Commonly used conventional MR imaging methods include two-dimensional or multislice T1-weighted, proton density (PD)-weighted, and T2-weighted imaging with or without fat suppression. New developments in imaging hardware and software include improved gradients and radiofrequency coils, fast or turbo spin echo imaging techniques such as water-only excitation. Although spoiled gradient recalled (SPGR) and gradient echo (GRE) techniques have produced excellent images with high resolution (0.3×0.6×1.5 mm) and three-dimensional (3D) SPGR is considered the current standard for morphologic imaging of cartilage, these methods have the disadvantages of lack of reliable contrast between cartilage and fluid and long imaging times.

Therefore, newer techniques have emerged for morphologic imaging of cartilage, some of which include dual-echo steady-state (DESS) imaging, driven equilibrium Fourier transform (DEFT) imaging, balanced steady-state free precession (SSFP) imaging with fat suppression and its variants, such as fluctuating equilibrium MR imaging (FEMR), linear combination (LC) SSFP, incremental decrease in end points through aggressive lipid lowering (IDEAL) SSFP, phase-sensitive SSFP, and vastly interpolated projection reconstruction (VIPR) imaging. These newer methods based on SSFP, as well as advances in parallel technology with improved imaging times in 3D FSE imaging, have improved the contrast, resolution, and acquisition time of morphologic imaging of cartilage. However, these techniques are still limited in their ability to depict physiology and biochemistry of cartilage, although they allow time for the application of other sequences to explore cartilage physiology.

To understand the principles of MR imaging of cartilage physiology, this article reviews some of the basic concepts of cartilage anatomy and physiology.
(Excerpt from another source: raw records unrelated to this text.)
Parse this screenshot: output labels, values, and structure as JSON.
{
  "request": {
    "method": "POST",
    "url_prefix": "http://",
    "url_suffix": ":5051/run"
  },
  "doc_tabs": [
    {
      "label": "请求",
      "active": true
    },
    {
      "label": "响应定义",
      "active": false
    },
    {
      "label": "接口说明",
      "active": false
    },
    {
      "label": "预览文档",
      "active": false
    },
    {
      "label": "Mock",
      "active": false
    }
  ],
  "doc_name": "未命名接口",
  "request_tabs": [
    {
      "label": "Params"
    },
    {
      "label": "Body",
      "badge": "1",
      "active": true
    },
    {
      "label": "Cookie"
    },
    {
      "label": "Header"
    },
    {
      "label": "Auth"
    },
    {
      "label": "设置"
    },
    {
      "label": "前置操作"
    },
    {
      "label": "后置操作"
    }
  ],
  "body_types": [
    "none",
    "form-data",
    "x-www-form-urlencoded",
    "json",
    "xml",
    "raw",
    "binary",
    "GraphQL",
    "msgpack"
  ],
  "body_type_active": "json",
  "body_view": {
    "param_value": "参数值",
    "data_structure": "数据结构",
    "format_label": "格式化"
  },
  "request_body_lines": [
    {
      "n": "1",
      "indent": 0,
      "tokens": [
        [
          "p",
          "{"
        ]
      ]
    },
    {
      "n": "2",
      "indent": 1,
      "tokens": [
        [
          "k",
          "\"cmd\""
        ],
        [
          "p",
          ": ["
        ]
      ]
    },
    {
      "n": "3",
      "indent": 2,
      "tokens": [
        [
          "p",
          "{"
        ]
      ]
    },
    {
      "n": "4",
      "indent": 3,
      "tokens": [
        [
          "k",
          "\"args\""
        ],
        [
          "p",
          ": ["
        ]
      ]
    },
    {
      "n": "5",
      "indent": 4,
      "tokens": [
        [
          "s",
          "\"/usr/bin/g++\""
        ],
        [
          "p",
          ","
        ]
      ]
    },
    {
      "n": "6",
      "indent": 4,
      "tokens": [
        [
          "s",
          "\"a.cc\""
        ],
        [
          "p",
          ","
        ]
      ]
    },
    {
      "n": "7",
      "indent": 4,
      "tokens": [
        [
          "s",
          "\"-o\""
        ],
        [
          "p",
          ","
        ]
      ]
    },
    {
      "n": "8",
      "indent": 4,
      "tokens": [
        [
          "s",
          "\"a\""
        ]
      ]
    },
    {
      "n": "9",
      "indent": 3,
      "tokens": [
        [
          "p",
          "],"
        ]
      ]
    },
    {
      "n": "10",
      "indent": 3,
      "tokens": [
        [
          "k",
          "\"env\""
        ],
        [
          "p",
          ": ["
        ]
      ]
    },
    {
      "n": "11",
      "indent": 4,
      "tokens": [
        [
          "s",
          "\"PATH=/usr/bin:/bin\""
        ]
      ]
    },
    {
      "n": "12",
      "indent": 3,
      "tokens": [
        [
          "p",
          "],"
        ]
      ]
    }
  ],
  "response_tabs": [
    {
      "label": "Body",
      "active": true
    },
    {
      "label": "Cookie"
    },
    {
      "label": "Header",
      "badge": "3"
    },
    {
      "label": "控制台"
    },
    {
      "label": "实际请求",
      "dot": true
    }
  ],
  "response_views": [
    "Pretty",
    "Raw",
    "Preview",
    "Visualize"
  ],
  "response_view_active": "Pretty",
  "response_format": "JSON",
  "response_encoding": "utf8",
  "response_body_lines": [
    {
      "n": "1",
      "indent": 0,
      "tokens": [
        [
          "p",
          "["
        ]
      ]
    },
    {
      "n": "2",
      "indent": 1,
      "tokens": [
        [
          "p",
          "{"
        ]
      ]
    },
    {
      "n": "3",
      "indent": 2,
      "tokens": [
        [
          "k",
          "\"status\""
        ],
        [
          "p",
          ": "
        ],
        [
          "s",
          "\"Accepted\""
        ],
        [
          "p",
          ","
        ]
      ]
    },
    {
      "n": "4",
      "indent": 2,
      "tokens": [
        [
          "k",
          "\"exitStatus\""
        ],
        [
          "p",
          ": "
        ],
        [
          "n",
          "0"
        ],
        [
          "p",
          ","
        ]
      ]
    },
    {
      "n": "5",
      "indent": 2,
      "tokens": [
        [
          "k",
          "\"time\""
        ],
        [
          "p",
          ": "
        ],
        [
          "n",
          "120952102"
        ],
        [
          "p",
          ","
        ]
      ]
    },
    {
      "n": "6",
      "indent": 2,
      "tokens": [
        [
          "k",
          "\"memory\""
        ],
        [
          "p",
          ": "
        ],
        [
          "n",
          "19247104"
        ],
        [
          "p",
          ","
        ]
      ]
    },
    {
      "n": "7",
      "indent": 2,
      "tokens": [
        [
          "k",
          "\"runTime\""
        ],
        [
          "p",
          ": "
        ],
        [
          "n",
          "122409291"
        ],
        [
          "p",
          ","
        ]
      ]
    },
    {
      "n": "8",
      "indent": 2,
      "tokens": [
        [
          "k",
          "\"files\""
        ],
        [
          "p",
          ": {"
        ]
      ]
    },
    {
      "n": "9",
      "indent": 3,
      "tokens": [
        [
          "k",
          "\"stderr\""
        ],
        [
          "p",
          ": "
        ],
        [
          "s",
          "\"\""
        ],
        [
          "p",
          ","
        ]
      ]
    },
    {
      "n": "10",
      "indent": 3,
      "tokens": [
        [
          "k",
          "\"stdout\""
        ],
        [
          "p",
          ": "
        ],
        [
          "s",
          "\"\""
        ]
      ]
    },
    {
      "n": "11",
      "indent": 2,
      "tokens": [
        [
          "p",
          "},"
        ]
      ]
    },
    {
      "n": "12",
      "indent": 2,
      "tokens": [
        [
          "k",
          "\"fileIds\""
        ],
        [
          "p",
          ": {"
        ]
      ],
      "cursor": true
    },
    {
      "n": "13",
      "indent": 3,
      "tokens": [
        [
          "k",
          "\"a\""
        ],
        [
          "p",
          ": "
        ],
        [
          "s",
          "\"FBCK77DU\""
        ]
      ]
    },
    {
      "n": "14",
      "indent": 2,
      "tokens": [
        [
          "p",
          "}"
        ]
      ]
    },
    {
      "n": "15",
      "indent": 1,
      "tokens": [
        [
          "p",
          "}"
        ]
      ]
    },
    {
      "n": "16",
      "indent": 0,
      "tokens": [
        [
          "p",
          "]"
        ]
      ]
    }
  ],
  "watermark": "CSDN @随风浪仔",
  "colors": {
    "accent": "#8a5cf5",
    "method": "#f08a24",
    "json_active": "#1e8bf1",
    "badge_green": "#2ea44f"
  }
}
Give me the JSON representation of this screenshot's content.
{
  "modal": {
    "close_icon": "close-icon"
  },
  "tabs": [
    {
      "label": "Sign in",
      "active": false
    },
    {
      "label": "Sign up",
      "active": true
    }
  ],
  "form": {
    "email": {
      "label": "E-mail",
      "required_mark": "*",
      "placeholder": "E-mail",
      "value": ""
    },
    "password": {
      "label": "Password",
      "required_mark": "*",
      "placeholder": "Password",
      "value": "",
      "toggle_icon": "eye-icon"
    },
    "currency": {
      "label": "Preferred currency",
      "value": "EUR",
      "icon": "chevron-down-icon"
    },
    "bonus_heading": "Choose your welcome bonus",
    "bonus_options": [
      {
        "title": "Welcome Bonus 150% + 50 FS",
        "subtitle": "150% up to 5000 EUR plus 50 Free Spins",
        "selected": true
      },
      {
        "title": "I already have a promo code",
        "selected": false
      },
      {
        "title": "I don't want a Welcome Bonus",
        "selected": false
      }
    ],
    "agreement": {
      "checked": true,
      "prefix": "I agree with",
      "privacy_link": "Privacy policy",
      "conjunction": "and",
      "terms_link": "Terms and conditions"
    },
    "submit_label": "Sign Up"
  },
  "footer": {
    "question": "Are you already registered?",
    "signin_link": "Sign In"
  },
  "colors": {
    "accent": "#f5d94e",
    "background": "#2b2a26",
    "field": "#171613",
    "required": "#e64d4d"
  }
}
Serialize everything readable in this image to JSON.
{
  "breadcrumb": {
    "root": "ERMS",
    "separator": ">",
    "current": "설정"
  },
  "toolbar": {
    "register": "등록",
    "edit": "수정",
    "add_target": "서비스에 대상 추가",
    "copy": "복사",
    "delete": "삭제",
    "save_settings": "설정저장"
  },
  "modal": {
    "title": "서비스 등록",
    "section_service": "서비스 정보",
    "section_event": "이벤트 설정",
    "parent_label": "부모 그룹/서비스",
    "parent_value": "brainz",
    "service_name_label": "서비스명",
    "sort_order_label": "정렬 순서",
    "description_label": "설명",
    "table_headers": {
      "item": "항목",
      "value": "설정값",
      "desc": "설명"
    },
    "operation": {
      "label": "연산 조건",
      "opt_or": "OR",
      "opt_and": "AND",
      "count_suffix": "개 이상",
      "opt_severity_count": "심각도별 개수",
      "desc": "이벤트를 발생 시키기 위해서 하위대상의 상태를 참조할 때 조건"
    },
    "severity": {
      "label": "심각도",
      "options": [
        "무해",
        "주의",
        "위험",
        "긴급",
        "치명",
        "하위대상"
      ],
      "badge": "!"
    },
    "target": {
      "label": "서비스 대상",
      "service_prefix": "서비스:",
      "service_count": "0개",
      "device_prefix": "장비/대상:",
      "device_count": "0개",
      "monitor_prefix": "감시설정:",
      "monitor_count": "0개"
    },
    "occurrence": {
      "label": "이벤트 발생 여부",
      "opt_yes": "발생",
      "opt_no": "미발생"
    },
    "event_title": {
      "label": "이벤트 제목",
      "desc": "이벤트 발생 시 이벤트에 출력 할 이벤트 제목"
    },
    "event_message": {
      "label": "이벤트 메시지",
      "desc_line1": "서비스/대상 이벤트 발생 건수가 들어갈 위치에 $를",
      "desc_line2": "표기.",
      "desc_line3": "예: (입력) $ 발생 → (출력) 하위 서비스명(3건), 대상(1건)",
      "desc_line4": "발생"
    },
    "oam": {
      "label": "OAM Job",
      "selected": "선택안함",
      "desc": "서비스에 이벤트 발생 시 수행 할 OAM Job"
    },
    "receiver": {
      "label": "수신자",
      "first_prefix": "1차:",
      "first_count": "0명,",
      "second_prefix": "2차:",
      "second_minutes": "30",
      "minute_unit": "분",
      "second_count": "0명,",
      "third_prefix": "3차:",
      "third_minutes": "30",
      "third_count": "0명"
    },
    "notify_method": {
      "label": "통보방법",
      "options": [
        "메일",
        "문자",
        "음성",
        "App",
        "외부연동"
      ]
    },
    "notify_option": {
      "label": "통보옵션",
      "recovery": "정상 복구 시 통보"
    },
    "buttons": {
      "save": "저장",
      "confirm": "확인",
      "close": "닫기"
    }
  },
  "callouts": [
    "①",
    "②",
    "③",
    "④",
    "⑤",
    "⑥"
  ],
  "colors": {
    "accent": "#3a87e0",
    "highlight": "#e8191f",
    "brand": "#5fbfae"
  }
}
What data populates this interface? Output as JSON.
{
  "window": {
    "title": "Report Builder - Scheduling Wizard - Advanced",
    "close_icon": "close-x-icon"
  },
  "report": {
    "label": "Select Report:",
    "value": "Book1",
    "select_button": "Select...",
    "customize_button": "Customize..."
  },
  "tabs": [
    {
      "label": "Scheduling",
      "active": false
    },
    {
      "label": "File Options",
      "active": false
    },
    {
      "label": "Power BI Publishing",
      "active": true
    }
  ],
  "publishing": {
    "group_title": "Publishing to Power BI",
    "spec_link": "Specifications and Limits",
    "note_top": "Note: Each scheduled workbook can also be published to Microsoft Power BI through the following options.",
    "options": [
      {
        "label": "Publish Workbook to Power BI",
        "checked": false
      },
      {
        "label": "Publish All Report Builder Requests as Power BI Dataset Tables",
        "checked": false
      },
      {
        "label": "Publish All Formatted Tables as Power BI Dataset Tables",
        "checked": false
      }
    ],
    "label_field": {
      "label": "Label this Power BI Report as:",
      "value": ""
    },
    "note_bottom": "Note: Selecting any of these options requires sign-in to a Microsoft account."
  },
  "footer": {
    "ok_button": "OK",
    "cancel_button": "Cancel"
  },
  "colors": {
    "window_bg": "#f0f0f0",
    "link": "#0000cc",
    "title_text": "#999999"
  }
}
Functional anatomy and physiology of cartilage

Articular cartilage is hypocellular and composed of about 4% chondrocytes by wet weight. The main component of the tissue is the extracellular matrix, which is 65% to 85% water, which decreases slightly with depth from the articular surface, and solid components, which include type II collagen (15%–20%) and large aggregating molecules of proteoglycans (PGs) (3%–10%), which are called aggrecans. Most of the extracellular water is associated with the aggrecan molecules and freely exchangeable with synovial fluid, whereas a small portion of water is bound in the interfibrillar space of the collagen fibrils ( Fig. 1 A).